Defining Art

Some thoughts.
And more thoughts:
A South Korean poet with whom I did a reading in Hibiya Park with other poets many years ago told me that being a poet poses giant risks.
Poets speak the truth, he told me with conviction, and that’s why they are always going to be seen as a threat from those in power.
This was a new frightening idea to me.
I was more used to seeing poetry as a way of self-expression, something that may draw ridicule or indifference, but not something that got one’s life in danger.
Most artists in the modern democratic world spend their time trying to perfect their technical skills and building their marketing/business contacts so they can get an arts grant, a product on the commercial market, a good review in The New York Times, an exhibition at a major museum, or whatever else that translates their skills into a livelihood and a happy state of mind as far as getting worldly Respect.
But in extreme situations, when artistic choice doesn’t match the rules of the physical non-artistic society, the artist must even choose art over life.
Today, on NHK, Donald Keene was talking about his favorite Japanese artist, painter Kazan Watanabe, who sought to bring Western influences (perspective, lighting) in his work at a time when the Edo Bakufu had set up an isolationist “sakoku” policy of banning contact with the outside world.

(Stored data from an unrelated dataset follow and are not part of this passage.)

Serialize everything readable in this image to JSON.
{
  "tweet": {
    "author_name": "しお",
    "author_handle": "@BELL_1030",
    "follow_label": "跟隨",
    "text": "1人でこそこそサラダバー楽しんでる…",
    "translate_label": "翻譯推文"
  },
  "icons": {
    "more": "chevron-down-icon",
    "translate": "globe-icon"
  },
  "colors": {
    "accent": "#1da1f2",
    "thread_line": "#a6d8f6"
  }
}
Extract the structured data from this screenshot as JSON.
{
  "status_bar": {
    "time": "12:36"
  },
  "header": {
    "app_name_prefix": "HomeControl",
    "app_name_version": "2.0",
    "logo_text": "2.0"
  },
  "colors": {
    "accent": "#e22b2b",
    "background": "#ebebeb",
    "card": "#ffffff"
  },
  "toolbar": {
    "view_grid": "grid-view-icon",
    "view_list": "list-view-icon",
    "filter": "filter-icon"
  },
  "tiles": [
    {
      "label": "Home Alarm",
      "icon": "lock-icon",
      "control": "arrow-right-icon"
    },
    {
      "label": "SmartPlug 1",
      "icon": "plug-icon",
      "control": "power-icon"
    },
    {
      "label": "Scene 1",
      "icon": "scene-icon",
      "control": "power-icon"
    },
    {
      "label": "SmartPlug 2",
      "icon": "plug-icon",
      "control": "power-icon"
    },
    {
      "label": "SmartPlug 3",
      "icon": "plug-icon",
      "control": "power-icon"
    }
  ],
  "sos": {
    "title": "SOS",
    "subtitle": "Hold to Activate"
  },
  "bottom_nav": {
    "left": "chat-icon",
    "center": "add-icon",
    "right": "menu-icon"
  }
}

Kazan criticized that mentality as “a frog in the well.”
This got him in trouble, and he was imprisoned and interrogated for seven months.
He was released but placed in exile and could not paint freely.
He killed himself at 49, writing in his will he was worried about bringing trouble to his family.
One of his final paintings, a portrait of his mother, uses only traditional Japanese techniques.
But another is a powerful portrait using Western techniques that NHK said Kazan purposely put an incorrect year of creation, to hide his persistent pursuit of even outlawed techniques for his artistic vision.